Financial and Economic News and Comments

US & Canada

  • The Federal Reserve lowered its benchmark interest rate 75 basis points to 3.5% in its first emergency move since 2001. Policy makers were not scheduled to gather on rates until January 29-30. The discount rate was also lowered by 75 basis points to 4.0%. The Federal Open Market Committee (FOMC) said: While strains in short-term funding markets have eased somewhat, broader financial market conditions have continued to deteriorate and credit has tightened further for some businesses and households.

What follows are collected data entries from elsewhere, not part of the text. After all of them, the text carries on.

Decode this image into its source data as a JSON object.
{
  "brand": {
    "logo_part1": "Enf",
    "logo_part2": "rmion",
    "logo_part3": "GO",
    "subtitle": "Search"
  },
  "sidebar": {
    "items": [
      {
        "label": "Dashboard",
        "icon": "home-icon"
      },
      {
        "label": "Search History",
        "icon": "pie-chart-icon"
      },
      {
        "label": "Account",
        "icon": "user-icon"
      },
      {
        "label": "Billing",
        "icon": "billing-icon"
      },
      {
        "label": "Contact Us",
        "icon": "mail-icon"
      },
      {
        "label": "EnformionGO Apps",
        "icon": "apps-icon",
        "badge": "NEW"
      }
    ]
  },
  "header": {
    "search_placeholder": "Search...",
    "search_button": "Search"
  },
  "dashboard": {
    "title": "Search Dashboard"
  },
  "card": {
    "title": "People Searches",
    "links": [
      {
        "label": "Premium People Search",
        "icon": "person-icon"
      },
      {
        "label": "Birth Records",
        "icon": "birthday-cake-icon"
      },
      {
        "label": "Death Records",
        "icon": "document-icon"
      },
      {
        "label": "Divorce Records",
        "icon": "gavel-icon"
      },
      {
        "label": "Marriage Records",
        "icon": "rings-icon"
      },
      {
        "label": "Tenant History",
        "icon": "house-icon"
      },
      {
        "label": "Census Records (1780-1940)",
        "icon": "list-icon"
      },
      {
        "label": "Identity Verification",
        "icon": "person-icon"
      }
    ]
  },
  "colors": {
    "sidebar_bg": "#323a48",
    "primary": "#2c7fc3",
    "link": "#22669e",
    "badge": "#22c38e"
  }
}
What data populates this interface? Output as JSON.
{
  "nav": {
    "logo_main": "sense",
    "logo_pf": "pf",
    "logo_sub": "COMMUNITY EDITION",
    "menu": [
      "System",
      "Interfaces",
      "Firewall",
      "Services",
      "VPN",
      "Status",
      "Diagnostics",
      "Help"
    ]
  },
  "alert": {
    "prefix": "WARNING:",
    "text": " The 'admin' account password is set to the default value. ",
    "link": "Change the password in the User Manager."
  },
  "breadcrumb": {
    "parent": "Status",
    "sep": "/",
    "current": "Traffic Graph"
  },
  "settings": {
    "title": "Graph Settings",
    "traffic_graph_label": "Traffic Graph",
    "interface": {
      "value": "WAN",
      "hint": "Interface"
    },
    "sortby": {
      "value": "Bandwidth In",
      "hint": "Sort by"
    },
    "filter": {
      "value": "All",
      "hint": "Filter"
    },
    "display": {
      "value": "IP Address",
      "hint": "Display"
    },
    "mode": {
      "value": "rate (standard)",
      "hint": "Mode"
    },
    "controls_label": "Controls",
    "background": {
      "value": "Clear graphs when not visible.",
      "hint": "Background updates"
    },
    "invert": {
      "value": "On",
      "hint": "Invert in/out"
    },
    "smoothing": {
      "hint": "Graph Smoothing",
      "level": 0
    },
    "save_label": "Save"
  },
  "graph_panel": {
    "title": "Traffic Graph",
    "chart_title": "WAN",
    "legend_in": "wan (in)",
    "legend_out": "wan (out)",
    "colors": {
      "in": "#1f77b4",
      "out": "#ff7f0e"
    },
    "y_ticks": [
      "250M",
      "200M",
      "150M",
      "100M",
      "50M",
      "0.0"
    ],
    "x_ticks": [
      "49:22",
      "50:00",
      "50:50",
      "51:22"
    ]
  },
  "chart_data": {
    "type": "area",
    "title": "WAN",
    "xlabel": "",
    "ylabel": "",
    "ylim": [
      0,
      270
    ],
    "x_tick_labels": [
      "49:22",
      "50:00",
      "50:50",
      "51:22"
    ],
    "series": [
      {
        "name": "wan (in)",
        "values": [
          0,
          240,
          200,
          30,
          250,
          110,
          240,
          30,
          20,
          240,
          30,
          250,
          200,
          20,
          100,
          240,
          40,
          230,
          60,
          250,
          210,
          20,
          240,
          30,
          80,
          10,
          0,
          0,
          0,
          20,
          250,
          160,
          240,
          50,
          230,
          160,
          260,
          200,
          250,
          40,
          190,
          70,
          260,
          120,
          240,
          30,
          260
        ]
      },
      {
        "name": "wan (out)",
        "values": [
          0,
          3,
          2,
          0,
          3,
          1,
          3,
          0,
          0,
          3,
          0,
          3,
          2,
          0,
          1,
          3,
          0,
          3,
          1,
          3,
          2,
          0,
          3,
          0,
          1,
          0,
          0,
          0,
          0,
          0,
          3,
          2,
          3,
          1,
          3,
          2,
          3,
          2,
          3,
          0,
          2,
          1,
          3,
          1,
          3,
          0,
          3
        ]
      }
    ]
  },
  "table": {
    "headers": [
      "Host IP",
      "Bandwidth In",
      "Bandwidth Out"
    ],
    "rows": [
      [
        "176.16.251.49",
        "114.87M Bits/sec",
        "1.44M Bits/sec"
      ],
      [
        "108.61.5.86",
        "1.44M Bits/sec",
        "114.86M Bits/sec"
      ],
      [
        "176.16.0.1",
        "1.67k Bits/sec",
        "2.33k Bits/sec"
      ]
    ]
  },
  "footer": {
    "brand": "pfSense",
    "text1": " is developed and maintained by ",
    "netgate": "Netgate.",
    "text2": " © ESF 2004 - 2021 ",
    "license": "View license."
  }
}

Moreover, incoming information indicates a deepening of the housing contraction as well as some softening in labor markets.
  • The Richmond Fed’s manufacturing index for January decreased to -8 from December’s reading of -4, new orders moved up 3 points to -3 and the jobs index inched down 7 points to -2. The index does not yet indicate a recession in the manufacturing sector, just a slowdown.


  • Treasury Secretary Henry Paulson said Congress and the Bush administration need to agree quickly on a package of tax cuts and other measures to boost the US economy and calm turmoil in the global market.
  • The Bank of Canada lowered as expected its interest-rate target 25 basis points to 4.0%, the second reduction in as many months, and signaled it will act again if the Canadian economy weakens.

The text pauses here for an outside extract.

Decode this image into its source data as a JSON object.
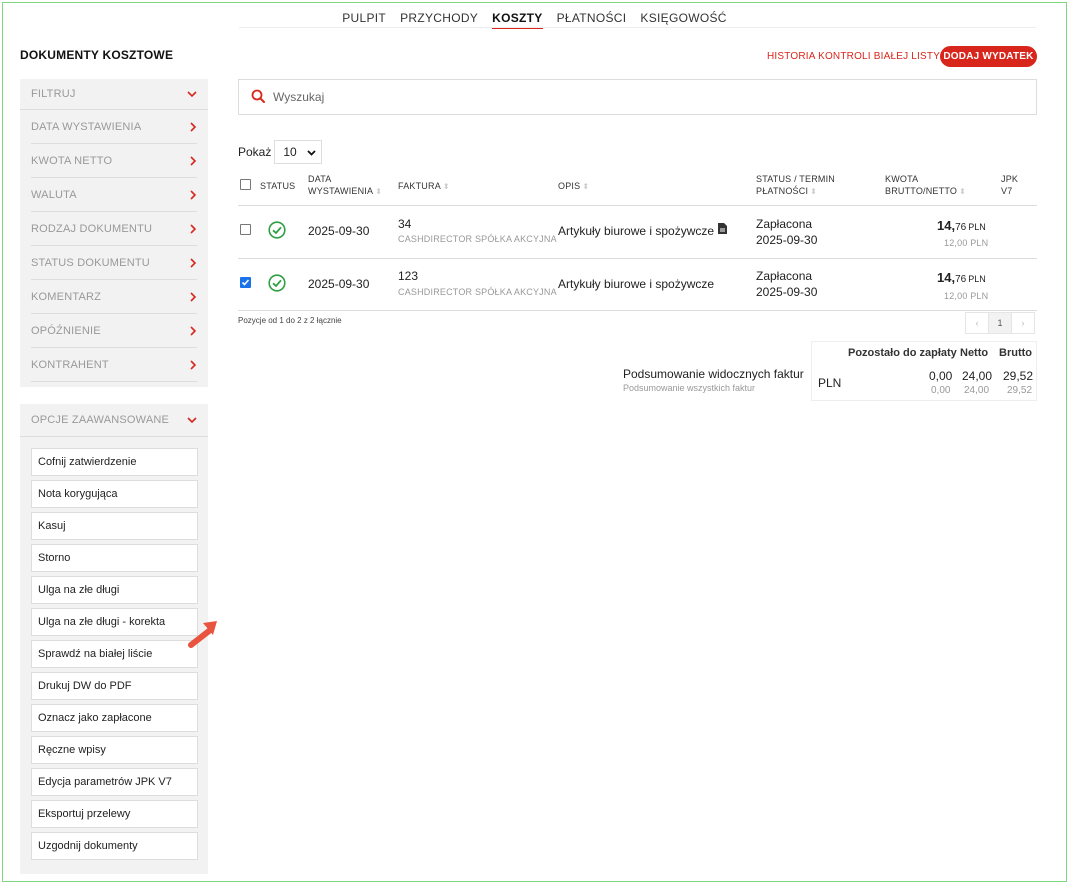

  • The British manufacturing has proved resilient in Q4 2007, with export orders growing even faster than they did earlier in the year, the CBI’s latest industrial trends survey showed.
  • European Central Bank council member Vítor Constncio said the US economic slowdown will affect growth in Europe. The probability of a severe slowdown, or even a recession, has increased in the US, Constncio said. There will be consequences of course. We will not be immune to what will happen in the US economy. Meanwhile, fellow ECB member Jürgen Stark said the EMU economy is fundamentally sound. While we must expect a significant slowing of growth in the US, markets are perhaps reacting over-sensitively, Stark said.


  • The Bank of Japan kept its benchmark interest rate at 0.5%. BOJ Governor Toshihiko Fukui said the BOJ will raise interest rates gradually as long as the Japanese economy expands but said the policy board is at a delicate stage and the BOJ needs to be forward-looking. I know that market players think the outlook on [global] monetary policy is in a rate-cut direction, and there’s talk that Japan also may cut rates….Given the uncertain economic and financial background, we may be in a delicate stage of judging the outlook for the economy and prices, Fukui said.